BEIJING, Nov 23 (Reuters) - China’s Dalian Commodity Exchange (DCE) will relax its risk management restrictions on some futures, including its first internationalised flagship iron ore contracts, in an effort to lure more investors to boost liquidity.
It will double the maximum position holding limits for iron ore, soymeal, corn, soybean oil and palm oil contracts, according to a statement issued by the DCE on Friday.
Individual clients and member companies of the DCE, excluding futures brokerages, will be allowed to hold up to 40,000 lots of iron ore contracts if total position the contracts is below 400,000. That will be twice the amount of current restrictions of 20,000 lots.

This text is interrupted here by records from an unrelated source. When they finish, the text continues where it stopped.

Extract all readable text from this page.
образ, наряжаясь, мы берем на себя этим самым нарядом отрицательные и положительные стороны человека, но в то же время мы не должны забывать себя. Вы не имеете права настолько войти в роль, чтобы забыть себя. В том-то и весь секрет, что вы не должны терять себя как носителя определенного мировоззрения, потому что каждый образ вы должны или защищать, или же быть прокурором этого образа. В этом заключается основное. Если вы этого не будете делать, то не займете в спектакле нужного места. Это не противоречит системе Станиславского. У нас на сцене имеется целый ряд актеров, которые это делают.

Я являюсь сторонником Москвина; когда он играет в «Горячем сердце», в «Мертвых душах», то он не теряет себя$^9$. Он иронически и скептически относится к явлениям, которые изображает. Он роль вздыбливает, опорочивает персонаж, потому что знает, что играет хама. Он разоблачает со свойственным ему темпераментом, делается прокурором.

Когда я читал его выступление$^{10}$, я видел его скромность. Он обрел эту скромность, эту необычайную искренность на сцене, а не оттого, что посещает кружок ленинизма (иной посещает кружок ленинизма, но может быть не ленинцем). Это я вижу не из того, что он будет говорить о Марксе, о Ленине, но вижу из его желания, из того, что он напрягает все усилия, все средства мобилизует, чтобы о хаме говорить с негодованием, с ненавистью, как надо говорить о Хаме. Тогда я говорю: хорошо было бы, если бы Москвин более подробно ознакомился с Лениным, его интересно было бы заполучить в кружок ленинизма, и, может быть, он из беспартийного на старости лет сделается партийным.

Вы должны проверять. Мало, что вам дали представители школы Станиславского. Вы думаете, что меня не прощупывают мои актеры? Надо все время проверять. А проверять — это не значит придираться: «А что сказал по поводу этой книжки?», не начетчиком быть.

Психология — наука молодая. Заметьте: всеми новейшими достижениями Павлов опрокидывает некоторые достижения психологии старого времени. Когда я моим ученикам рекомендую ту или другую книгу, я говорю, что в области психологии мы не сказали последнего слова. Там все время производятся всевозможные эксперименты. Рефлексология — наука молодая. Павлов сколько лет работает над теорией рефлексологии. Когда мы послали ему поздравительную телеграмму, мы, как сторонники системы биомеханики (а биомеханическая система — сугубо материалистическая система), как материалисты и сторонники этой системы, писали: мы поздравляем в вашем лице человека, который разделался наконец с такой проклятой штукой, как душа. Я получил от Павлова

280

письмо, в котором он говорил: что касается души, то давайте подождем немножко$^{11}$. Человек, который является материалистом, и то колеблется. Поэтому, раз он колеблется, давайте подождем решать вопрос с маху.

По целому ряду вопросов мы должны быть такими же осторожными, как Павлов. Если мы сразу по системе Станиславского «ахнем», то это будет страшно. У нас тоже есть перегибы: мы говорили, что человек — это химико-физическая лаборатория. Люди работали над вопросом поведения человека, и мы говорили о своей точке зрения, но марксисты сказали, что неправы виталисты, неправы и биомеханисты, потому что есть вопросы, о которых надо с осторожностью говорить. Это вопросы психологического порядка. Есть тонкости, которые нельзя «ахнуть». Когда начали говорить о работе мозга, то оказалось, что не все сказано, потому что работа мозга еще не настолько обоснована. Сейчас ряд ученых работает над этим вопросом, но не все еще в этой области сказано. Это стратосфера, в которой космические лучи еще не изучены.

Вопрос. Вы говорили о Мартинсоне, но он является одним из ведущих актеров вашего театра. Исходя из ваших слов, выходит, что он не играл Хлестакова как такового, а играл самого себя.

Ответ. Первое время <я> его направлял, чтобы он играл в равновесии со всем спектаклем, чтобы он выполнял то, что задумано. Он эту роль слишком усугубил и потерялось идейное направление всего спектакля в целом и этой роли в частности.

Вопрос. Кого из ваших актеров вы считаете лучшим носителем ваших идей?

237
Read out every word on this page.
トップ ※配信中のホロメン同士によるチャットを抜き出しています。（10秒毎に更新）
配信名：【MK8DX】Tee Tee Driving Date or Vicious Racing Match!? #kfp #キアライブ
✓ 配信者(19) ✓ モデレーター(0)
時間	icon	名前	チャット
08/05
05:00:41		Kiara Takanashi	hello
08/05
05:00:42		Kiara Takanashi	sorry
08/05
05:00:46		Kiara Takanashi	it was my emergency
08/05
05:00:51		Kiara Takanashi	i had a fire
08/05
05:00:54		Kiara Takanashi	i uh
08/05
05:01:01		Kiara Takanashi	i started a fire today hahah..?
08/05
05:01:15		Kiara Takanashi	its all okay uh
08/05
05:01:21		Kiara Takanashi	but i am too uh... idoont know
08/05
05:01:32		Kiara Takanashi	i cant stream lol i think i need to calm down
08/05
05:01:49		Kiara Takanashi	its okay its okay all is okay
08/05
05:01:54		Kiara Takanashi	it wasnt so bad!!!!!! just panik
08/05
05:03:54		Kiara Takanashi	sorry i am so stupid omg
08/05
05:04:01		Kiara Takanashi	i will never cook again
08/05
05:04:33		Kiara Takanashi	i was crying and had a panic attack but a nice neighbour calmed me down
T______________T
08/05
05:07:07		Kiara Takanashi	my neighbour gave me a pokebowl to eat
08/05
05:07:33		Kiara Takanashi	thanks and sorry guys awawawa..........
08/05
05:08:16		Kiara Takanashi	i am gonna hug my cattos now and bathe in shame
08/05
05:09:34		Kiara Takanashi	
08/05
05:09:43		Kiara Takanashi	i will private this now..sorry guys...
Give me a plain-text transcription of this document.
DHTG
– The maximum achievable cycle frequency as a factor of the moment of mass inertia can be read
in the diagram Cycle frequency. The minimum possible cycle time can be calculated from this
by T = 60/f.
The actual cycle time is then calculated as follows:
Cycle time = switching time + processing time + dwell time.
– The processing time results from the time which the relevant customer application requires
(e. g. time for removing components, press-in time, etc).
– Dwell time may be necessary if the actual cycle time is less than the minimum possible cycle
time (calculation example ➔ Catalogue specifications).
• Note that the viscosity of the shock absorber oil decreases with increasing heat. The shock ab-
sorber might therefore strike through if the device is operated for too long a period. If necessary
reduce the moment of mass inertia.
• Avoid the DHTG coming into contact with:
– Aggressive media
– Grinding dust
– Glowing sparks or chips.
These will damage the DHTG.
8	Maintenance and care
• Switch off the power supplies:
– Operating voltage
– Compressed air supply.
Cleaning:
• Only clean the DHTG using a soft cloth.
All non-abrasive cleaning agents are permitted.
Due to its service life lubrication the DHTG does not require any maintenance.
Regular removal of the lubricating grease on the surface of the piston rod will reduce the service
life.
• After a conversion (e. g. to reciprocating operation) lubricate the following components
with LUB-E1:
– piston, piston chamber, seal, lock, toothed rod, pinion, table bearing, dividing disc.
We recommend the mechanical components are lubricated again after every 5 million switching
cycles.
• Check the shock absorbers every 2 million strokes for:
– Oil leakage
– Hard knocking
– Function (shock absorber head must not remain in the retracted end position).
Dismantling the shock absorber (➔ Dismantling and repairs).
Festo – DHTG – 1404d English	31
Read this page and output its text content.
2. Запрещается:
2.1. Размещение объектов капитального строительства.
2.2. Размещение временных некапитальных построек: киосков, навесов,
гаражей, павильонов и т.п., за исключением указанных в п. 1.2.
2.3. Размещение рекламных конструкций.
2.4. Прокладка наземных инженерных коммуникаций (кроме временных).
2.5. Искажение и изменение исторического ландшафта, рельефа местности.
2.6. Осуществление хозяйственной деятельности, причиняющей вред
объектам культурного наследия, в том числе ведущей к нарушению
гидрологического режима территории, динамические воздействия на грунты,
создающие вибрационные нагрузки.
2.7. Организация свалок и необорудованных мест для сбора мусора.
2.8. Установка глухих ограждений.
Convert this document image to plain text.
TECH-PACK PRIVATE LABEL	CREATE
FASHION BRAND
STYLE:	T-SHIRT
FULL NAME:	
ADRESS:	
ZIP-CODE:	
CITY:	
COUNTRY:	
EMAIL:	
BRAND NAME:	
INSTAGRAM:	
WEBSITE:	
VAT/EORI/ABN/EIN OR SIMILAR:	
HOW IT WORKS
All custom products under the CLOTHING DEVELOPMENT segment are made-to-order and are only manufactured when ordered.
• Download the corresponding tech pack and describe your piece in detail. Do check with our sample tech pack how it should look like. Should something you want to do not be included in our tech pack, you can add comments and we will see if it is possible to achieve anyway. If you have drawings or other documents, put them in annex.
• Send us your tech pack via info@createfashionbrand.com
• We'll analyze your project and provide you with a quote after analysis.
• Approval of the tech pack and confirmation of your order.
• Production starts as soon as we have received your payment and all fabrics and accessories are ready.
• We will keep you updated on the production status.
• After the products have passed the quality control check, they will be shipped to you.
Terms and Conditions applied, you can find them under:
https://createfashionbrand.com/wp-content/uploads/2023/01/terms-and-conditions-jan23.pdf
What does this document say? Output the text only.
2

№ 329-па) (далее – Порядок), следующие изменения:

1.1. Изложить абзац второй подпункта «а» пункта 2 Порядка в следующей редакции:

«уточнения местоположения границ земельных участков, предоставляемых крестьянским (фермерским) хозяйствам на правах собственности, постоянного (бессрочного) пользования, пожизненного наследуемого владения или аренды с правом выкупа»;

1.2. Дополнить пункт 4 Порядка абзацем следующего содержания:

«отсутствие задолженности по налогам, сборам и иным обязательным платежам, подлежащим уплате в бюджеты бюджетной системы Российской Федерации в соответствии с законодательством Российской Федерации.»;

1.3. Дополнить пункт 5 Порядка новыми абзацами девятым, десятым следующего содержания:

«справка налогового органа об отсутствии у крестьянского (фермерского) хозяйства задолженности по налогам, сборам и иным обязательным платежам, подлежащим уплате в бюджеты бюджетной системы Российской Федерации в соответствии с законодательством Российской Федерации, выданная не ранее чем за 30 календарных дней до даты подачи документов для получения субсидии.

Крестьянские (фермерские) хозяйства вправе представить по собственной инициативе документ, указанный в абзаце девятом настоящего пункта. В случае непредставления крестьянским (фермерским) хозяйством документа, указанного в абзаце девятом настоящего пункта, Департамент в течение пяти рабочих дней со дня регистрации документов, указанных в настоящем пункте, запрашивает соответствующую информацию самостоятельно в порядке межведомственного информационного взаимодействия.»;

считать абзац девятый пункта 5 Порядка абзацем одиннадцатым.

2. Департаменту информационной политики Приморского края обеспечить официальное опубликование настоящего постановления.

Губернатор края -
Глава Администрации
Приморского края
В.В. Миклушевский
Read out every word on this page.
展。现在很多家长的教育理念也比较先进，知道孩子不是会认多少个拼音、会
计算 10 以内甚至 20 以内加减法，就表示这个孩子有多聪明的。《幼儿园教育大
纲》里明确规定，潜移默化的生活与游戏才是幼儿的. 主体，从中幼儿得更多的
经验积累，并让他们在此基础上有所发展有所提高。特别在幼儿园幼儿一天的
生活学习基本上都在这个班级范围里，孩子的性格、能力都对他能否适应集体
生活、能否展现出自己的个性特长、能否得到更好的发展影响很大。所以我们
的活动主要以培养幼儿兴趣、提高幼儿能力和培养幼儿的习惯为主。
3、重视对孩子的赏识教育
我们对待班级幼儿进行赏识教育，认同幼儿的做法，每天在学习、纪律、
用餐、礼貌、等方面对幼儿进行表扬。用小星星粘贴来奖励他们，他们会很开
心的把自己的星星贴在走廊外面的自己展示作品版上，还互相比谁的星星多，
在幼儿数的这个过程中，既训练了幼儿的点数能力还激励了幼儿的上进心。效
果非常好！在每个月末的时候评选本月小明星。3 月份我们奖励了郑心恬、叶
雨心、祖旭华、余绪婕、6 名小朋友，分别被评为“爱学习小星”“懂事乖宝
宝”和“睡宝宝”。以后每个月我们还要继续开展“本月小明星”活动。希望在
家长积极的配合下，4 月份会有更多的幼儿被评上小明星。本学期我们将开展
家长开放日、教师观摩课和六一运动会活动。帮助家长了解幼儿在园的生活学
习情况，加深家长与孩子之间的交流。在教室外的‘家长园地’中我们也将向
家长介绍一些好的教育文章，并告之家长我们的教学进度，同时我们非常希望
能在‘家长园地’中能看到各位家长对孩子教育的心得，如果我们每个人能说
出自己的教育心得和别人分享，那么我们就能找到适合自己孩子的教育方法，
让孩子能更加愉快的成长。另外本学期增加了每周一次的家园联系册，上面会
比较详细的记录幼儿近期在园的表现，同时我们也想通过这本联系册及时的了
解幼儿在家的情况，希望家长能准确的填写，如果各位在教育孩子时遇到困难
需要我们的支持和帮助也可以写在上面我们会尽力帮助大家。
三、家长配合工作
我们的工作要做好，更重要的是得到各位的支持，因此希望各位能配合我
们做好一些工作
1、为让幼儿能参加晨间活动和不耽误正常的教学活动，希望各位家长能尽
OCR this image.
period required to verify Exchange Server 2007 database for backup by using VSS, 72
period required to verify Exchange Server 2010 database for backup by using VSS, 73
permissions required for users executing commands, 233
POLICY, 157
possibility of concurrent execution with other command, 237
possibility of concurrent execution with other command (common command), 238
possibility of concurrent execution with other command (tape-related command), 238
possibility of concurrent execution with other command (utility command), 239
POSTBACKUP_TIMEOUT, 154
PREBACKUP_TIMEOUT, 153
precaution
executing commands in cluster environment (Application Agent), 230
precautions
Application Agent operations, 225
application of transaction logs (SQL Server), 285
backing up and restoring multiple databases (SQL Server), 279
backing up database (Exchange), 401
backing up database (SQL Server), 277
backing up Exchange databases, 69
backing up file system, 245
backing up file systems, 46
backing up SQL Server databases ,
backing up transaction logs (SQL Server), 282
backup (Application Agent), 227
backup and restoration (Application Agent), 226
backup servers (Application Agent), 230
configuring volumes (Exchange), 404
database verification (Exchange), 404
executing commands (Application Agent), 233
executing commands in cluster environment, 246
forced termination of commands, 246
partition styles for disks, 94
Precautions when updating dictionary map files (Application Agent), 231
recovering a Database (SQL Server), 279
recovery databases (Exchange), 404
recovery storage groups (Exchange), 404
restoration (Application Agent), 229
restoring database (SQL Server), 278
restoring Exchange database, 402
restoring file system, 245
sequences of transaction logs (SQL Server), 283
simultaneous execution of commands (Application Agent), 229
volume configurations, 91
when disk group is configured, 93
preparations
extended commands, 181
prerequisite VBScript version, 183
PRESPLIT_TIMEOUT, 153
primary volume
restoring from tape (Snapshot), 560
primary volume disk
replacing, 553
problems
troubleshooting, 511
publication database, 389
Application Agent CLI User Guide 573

The adjustment comes amid slump in volumes in iron ore contracts as prices stagnate, in a bid to attract investors with bigger hedging needs and spur liquidity of the futures.
Iron ore is the second commodity China has opened to overseas investors following the launching of crude oil futures contracts.
However, since its internationalisation in May, the most-traded iron ore contract has seen open interest, a measure of liquidity, fell to 586,168 lots on Friday, down 72 percent from a May high of 2.11 million lots.
Monthly trading volumes at iron ore futures plunged nearly two-third from May to 20.52 million lots in October.
The bourse has been striving to attract more overseas investors to participate iron ore trading. By end-September, 57 foreign investing institutes have traded in the DCE, according to the bourse. That compares to 50 international houses in May.
It also plans to launch iron ore options in 2019, offering more hedging tools to iron ore producers and steelmakers as well as being more competitive in global market.
The new risk management regulation at the DCE will take effective after settlement on Nov.26.